In Chatham County, commissioners recently approved a moratorium on data centers, driven in part by concerns about water use.
“I think that is probably the single greatest concern, and that is that probably what was weighed by the minds of our commissioners in deciding to pass the moratorium more than anything else,” Chatham Commissioner Karen Howard said. “We know that our climate future is at risk. We are in the process of creating a climate plan and the use of water is a significant concern for us.”
Howard said the pace of development can outstrip the ability to fully study its effects.
That uncertainty extends to smaller systems across the state.
“These rural systems don’t have the resources to do engineering studies so they don’t fully understand the impact before approving these projects,” said Heather Somers, director of the North Carolina Rural Water Association.
“If we don’t get some reins in place to reel that in and have some oversight on what these industrial users are going to pull from our resources, we’re going to be in trouble for sure,” Somers said.
Climate and compounding drought
Climate change is expected to make those challenges more complex.
Higher temperatures increase evaporation, while rainfall is becoming less predictable.

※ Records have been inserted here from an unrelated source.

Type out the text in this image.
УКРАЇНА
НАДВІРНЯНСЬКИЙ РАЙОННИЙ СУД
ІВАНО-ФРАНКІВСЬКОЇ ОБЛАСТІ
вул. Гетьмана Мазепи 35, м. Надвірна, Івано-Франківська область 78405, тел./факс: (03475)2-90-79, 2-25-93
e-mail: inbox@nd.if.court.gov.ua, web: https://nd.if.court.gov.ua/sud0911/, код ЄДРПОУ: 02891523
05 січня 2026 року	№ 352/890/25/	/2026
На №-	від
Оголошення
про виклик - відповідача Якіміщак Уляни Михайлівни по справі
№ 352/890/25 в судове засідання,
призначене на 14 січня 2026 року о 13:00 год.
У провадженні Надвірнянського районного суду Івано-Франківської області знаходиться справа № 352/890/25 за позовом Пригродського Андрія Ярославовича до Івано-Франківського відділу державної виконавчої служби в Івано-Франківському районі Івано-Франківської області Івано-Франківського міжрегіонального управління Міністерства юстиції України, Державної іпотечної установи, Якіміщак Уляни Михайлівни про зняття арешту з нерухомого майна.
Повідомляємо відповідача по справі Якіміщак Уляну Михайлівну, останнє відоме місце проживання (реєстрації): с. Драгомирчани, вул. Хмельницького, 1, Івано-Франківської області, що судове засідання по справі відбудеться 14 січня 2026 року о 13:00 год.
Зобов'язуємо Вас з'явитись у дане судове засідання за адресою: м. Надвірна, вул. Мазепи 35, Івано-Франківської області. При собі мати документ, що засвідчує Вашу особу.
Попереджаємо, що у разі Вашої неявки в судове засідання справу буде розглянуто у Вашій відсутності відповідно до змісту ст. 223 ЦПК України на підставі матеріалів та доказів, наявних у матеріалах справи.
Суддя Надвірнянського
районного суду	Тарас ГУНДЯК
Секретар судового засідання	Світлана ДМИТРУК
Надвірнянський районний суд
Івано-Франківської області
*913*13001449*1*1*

That can mean longer dry periods followed by more intense storms, which do not always replenish water supplies in the same way.
Even when conditions improve, recovery may be incomplete.
“It takes a long time to get into a drought, and a long time to get out,” Buchan said.
Some water managers are increasingly looking at drought not as a single event, but as part of a longer cycle. Systems may not fully recover between dry periods, leaving less margin for the next one.
A changing balance
North Carolina’s water system has long depended on balance. Much of the water withdrawn by utilities is treated and returned to rivers, where it becomes part of the supply again.
But that balance can shift as demand changes.
Some large industrial users, including certain types of data centers, rely on cooling systems that remove water from the local system through evaporation.
“That’s water not going back to the Neuse River,” Buchan said. “It’s just gone.”
At the same time, long-term planning is built on projections that can be difficult to predict.
Regional utilities are working together through the Triangle Water Supply Partnership to map out demand decades into the future, but new types of growth and changing climate conditions add uncertainty to those forecasts.
“You’re really making a lot of assumptions,” Buchan said.
For now, utilities say North Carolina has the capacity to manage through the current drought.
But the combination of growth, shifting demand, climate variability and decisions about how water is shared across regions is raising a broader question.
Not just how to respond to this drought — but whether the system, as it exists today, can sustain what is coming next.